To solve this problem, we can use the work-energy principle and the equation for kinetic energy.

a.) To find the work done on object B, we know that work is equal to force times distance. Since both objects were pulled by the same magnitude net force and moved through the same distance, the work done on object B will also be 500J.

b.) The kinetic energy of an object can be calculated using the formula: KE = 1/2 * m * v^2, where KE is the kinetic energy, m is the mass, and v is the velocity. We are given that object A moves twice as fast as object B.

Let's assume the mass of object A is mA and the velocity of object B is vB. Therefore, the velocity of object A will be 2vB. We are also given that the work done on object A is 500J.

Since work is equal to the change in kinetic energy, we can write:

500J = 1/2 * mA * (2vB)^2

Simplifying the equation:

500J = 1/2 * mA * 4vB^2

500J = 2 * 1/2 * mA * vB^2

500J = 1 * mA * vB^2

500J = mA * vB^2

Divide both sides by vB^2:

500J / vB^2 = mA

c.) The kinetic energy of object A after being pulled can be found using the equation mentioned earlier. We can now substitute the values we have:

KE of A = 1/2 * mA * (2vB)^2

Simplifying:

KE of A = 1/2 * mA * 4vB^2

KE of A = 2 * 1/2 * mA * vB^2

KE of A = 1 * mA * vB^2

Since we know from part b that 500J = mA * vB^2, we can substitute this value:

KE of A = 500J

So, the kinetic energy of object A after being pulled is 500J.
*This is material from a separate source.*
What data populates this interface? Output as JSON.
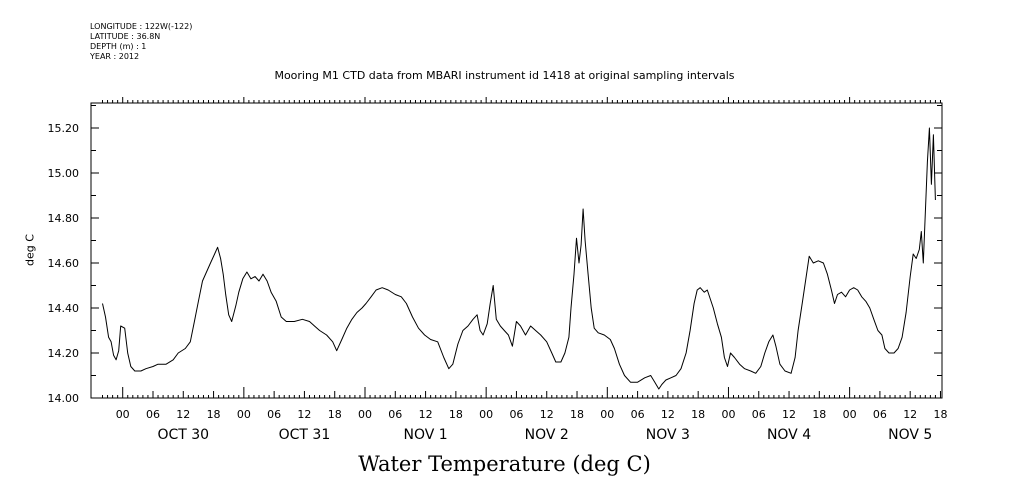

d.) To find the ratio of the mass of object A to the mass of object B, we can divide the equation we found in part b by the equation we found in part c:

500J / 500J = mA / mB

Therefore, the ratio of the mass of object A to the mass of object B is 1:1 or mA = mB.
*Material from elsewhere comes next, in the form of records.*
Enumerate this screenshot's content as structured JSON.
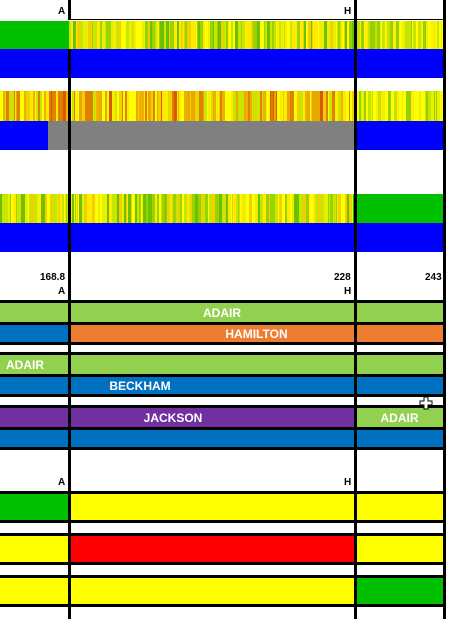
{
  "section1": {
    "markers": {
      "a": "A",
      "h": "H"
    }
  },
  "section2": {
    "markers": {
      "start_value": "168.8",
      "start_letter": "A",
      "mid_value": "228",
      "mid_letter": "H",
      "end_value": "243"
    },
    "rows": [
      {
        "label": "ADAIR"
      },
      {
        "label": "HAMILTON"
      },
      {
        "label": "ADAIR"
      },
      {
        "label": "BECKHAM"
      },
      {
        "label_left": "JACKSON",
        "label_right": "ADAIR"
      }
    ]
  },
  "section3": {
    "markers": {
      "a": "A",
      "h": "H"
    }
  },
  "colors": {
    "green": "#00c000",
    "blue": "#0000ff",
    "gray": "#808080",
    "light_green": "#92d050",
    "steel_blue": "#0070c0",
    "orange": "#ed7d31",
    "purple": "#7030a0",
    "yellow": "#ffff00",
    "red": "#ff0000"
  }
}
a.) Well, since object A moves twice as fast as object B, it means that object A is putting on a real show! You could say object A is the Usain Bolt of objects! And since both objects are pulled by the same magnitude net force and move through the same distance, that means the work done on object B should be the same as object A. So, the work done on object B is also 500J.

b.) After being pulled, object A must have some serious energy! It's like a cheetah on steroids! The kinetic energy of object A can be calculated using the formula KE = 0.5 * mass * velocity^2. But since we know that object A is moving twice as fast as object B, we can say that its velocity is twice that of object B. So, the kinetic energy of object A is 4 times the kinetic energy of object B.
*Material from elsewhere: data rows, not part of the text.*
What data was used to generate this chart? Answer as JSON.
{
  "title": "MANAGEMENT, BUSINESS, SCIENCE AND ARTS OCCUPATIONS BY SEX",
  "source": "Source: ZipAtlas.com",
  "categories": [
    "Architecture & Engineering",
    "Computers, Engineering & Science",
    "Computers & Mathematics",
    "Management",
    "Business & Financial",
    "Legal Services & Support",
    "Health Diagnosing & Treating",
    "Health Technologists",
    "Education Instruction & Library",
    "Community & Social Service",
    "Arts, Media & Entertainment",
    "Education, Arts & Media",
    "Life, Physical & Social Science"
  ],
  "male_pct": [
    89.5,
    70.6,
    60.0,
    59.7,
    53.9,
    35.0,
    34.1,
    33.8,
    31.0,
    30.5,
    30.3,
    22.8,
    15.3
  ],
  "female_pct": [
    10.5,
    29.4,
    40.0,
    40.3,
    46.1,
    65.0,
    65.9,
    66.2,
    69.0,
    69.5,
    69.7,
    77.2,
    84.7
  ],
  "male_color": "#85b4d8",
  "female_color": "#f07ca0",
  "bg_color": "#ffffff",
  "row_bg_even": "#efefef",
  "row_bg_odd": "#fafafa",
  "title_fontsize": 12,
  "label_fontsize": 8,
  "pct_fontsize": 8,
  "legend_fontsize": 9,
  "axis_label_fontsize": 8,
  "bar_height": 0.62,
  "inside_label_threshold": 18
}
c.) Now, for object B, its kinetic energy might not be as impressive as A's, but it still has some moves! Using the same formula, we can calculate the kinetic energy of object B. Since we know the kinetic energy of object A is 4 times that of object B, we can say that the kinetic energy of object B is 1/4th the kinetic energy of object A.

d.) Ah, the ratio of the masses! That's a piece of cake! Since we know the work done on object A and B is the same, we can use the formula for work done, which is W = force * distance. The distance and force are the same for both objects, so that means the ratio of the mass of object A to the mass of object B is also 1:1. It's a balanced act, just like a seesaw with equal weights on each side!